Hoy, en plena oleada privatizadora, España vuelve a debatir, si es que alguna vez dejó de hacerlo, sobre el papel de la escuela, dice Elena Martín, catedrática de Psicología Evolutiva de la Educación en la Universidad Autónoma de Madrid. “No se ha conseguido un acuerdo sobre la función social de la escuela. Si la educación tiene la función de compensar desigualdades o si la meta es el esfuerzo y la excelencia.
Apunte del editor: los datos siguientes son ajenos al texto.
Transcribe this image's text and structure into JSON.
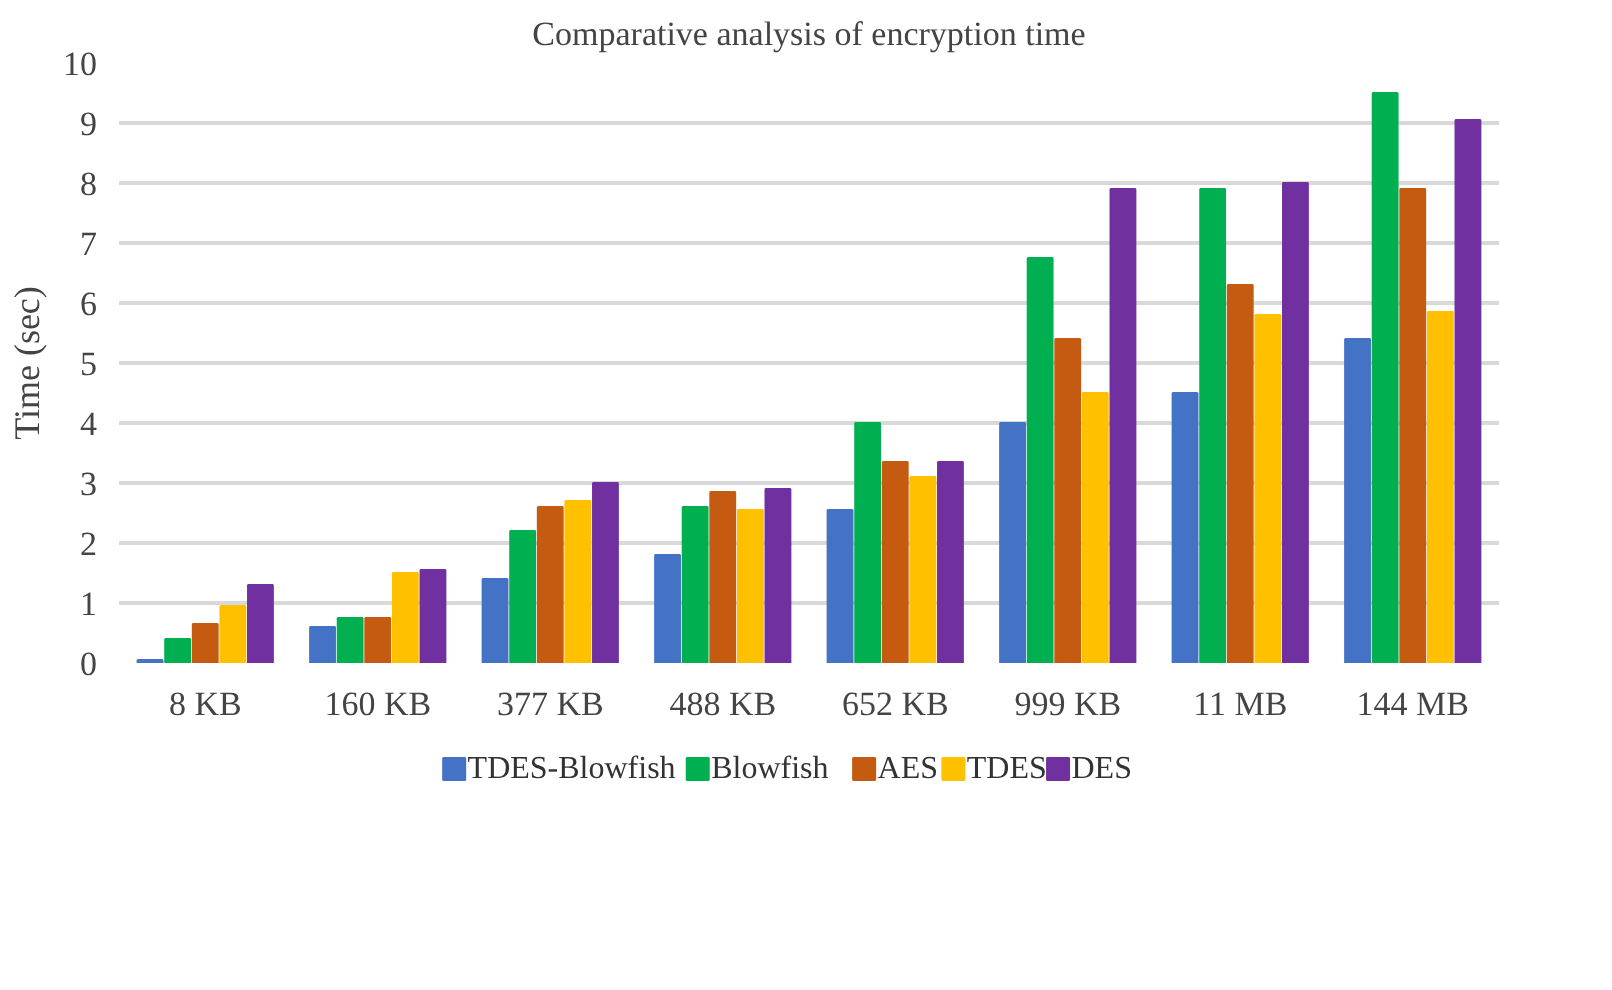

Aunque yo no creo que esto sea contrario a la equidad, se presenta así”. Para esta experta esa “tensión” es “un reflejo de lo que está pasando en la sociedad. El individualismo, la derechización, lleva a la gente a considerar la educación como un elemento para su beneficio privado y a discutir la función social de la escuela como un medio de compensación de desigualdades”, la función que (teóricamente) se le asignó cuando se democratizó. Y esa dicotomía se ha ido trasladando a las sucesivas leyes y a las aulas.